Part (ii) Definite Integral with Trigonometric Functions

We need to show that: \(\int_{0}^{\pi / 2} \varphi(\cos x) d x=\int_{0}^{\pi / 2} \varphi(\sin x) d x = \frac{1}{2} \int_{0}^{\pi} \varphi(\sin x) d x\) Step 1: Substitute \(x\) with \(\pi/2 - x\) in the first equation - The first integral will change to its equivalent expression: \(\int_{0}^{\pi / 2} \varphi(\sin (\pi/2 - x)) dx\). Since \(\cos(\pi/2 - x) = \sin x\), we can rewrite it as: \(\int_{0}^{\pi / 2} \varphi(\sin x) d x\).
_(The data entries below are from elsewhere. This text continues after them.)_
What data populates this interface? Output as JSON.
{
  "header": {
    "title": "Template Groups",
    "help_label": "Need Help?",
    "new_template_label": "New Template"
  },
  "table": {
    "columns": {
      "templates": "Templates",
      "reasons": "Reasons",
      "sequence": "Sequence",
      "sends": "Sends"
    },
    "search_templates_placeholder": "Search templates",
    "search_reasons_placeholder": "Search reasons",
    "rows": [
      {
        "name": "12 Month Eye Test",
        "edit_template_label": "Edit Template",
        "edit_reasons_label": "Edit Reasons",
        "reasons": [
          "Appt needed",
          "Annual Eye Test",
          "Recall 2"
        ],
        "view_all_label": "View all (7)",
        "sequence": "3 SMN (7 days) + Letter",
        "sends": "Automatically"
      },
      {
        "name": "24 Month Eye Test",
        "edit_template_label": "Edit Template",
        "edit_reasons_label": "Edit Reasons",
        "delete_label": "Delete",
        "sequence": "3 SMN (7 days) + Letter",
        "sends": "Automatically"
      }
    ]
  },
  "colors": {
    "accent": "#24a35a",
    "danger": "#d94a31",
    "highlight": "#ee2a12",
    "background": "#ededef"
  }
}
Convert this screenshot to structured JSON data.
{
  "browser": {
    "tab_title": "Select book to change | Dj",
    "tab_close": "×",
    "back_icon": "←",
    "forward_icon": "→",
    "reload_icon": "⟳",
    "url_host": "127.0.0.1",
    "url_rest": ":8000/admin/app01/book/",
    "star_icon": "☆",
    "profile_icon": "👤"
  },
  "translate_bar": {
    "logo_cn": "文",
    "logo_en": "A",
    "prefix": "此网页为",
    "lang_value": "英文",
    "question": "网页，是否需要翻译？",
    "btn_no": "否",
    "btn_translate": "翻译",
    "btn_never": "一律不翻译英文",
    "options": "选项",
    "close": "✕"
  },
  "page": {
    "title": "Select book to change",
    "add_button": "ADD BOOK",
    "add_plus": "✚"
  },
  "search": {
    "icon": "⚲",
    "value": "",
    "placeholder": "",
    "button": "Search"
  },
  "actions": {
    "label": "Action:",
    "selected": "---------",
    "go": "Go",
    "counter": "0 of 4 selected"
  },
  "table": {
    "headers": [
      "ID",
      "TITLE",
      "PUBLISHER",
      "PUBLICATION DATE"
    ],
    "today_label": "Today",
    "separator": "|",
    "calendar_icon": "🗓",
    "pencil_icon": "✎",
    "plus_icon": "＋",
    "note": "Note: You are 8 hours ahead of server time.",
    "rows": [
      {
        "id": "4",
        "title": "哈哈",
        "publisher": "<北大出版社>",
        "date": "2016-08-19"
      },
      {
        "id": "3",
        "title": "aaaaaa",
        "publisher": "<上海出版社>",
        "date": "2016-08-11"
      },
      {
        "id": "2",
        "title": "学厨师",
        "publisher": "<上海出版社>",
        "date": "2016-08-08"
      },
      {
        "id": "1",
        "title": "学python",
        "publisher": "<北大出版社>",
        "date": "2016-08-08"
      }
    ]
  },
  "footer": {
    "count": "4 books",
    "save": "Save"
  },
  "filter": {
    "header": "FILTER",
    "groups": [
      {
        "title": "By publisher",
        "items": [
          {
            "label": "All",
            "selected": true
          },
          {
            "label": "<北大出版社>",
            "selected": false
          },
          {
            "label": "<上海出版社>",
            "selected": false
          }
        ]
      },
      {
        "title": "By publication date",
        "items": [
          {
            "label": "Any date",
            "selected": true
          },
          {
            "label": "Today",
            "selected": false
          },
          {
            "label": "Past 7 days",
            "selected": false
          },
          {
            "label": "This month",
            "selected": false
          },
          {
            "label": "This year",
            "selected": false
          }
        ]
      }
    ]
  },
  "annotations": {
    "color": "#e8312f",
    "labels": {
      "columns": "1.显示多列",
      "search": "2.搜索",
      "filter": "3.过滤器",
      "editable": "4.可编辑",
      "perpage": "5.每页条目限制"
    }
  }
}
Step 2: Identity between the first two integrals - Now, the first two equations are identical, so we have: \(\int_{0}^{\pi / 2} \varphi(\cos x) d x = \int_{0}^{\pi / 2} \varphi(\sin x) d x\). Step 3: Transformation for the third integral - Using the change of variables, we will substitute \(u = \pi - x\) in the third equation. Since \(du = -dx\), we have: \(\frac{1}{2} \int_{0}^{\pi} \varphi(\sin x) d x = -\frac{1}{2} \int_\pi^0 \varphi(\sin u) du\). Step 4: Change the bounds of the integral - Now, we change the bounds of the integral: \(-\frac{1}{2} \int_\pi^0 \varphi(\sin u) du = \frac{1}{2} \int_0^\pi \varphi(\sin u) du\). Step 5: Identity between the second and third integrals - Finally, we have: \(\int_{0}^{\pi / 2} \varphi(\sin x) d x = \frac{1}{2} \int_{0}^{\pi} \varphi(\sin x) d x\).
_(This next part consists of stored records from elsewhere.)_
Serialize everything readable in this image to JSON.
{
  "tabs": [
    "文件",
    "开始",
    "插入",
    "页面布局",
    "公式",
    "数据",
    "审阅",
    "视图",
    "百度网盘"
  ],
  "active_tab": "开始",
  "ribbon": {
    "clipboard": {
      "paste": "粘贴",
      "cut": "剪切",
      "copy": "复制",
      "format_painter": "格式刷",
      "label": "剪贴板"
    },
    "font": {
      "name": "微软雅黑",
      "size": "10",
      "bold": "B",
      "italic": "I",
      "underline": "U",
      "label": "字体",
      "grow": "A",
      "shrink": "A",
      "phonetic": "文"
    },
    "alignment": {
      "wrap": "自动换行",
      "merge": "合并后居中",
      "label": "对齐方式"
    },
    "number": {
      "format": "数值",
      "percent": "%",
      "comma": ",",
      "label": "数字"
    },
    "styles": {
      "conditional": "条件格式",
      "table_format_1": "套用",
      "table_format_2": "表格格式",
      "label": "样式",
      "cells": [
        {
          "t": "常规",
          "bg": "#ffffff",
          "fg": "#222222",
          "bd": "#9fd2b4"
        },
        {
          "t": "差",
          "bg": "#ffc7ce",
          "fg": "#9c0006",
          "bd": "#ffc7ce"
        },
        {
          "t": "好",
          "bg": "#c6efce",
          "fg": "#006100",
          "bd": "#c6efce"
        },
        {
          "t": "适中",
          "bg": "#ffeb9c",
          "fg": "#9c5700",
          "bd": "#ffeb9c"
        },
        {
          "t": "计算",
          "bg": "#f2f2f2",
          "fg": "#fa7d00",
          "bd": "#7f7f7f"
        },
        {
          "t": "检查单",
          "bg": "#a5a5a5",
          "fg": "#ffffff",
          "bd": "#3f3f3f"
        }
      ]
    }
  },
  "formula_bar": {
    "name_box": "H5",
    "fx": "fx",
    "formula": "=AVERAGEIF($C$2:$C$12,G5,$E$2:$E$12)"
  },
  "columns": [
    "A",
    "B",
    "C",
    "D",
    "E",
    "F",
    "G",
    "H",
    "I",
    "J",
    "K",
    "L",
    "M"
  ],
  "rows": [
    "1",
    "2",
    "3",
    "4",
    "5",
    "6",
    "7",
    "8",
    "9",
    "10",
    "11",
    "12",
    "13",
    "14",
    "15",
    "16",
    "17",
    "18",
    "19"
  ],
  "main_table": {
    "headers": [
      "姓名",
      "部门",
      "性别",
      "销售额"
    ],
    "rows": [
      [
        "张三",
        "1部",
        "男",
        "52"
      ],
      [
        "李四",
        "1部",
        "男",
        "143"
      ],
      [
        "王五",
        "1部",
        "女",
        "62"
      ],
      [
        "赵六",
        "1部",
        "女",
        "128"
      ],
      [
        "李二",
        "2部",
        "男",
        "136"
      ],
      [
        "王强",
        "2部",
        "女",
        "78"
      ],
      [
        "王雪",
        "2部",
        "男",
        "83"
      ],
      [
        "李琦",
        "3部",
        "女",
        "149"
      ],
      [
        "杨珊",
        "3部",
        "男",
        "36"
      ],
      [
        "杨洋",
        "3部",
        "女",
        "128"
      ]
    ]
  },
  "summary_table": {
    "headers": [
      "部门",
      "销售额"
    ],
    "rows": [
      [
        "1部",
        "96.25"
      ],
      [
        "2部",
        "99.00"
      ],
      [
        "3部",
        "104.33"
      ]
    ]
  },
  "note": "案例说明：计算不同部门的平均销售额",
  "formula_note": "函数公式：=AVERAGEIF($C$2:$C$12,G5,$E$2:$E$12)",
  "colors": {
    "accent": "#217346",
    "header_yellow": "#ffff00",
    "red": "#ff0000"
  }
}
Part (iii) Definite Integral with Trigonometric Identities

In this part, we need to show that: \(\int_{0}^{m \pi} \phi\left(\cos ^{2} x\right) d x=m \int_{0}^{\pi} \phi\left(\cos ^{2} x\right) d x\) Step 1: Periodic property of \(\cos^{2}(x)\) - We know that \(\cos^{2}(x)\) is a periodic function with period \(\pi\). Therefore, \(\phi\left(\cos ^{2} x\right)\) has period \(\pi\) as well. Step 2: Express the integral as the sum of periodic functions - Since \(\phi\left(\cos ^{2} x\right)\) has period \(\pi\), we can express the integral as the sum of periodic functions: \(\int_{0}^{m \pi} \phi\left(\cos ^{2} x\right) d x = \int_{0}^{\pi} \phi\left(\cos ^{2} x\right) d x + \int_{\pi}^{2 \pi} \phi\left(\cos ^{2} x\right) d x + \dots + \int_{(m-1) \pi}^{m \pi} \phi\left(\cos ^{2} x\right) d x\). Step 3: Use the periodic property of \(\phi\left(\cos ^{2} x\right)\) - Since \(\phi\left(\cos ^{2} x\right)\) is periodic with period \(\pi\), we have: \(\int_{0}^{\pi} \phi\left(\cos ^{2} x\right) d x = \int_{\pi}^{2 \pi} \phi\left(\cos ^{2} x\right) d x = \dots = \int_{(m-1) \pi}^{m \pi} \phi\left(\cos ^{2} x\right) d x\). Step 4: Combine the integrals - Therefore, the integral from \(0\) to \(m\pi\) can be expressed as: \(\int_{0}^{m \pi} \phi\left(\cos ^{2} x\right) d x=m \int_{0}^{\pi} \phi\left(\cos ^{2} x\right) d x\).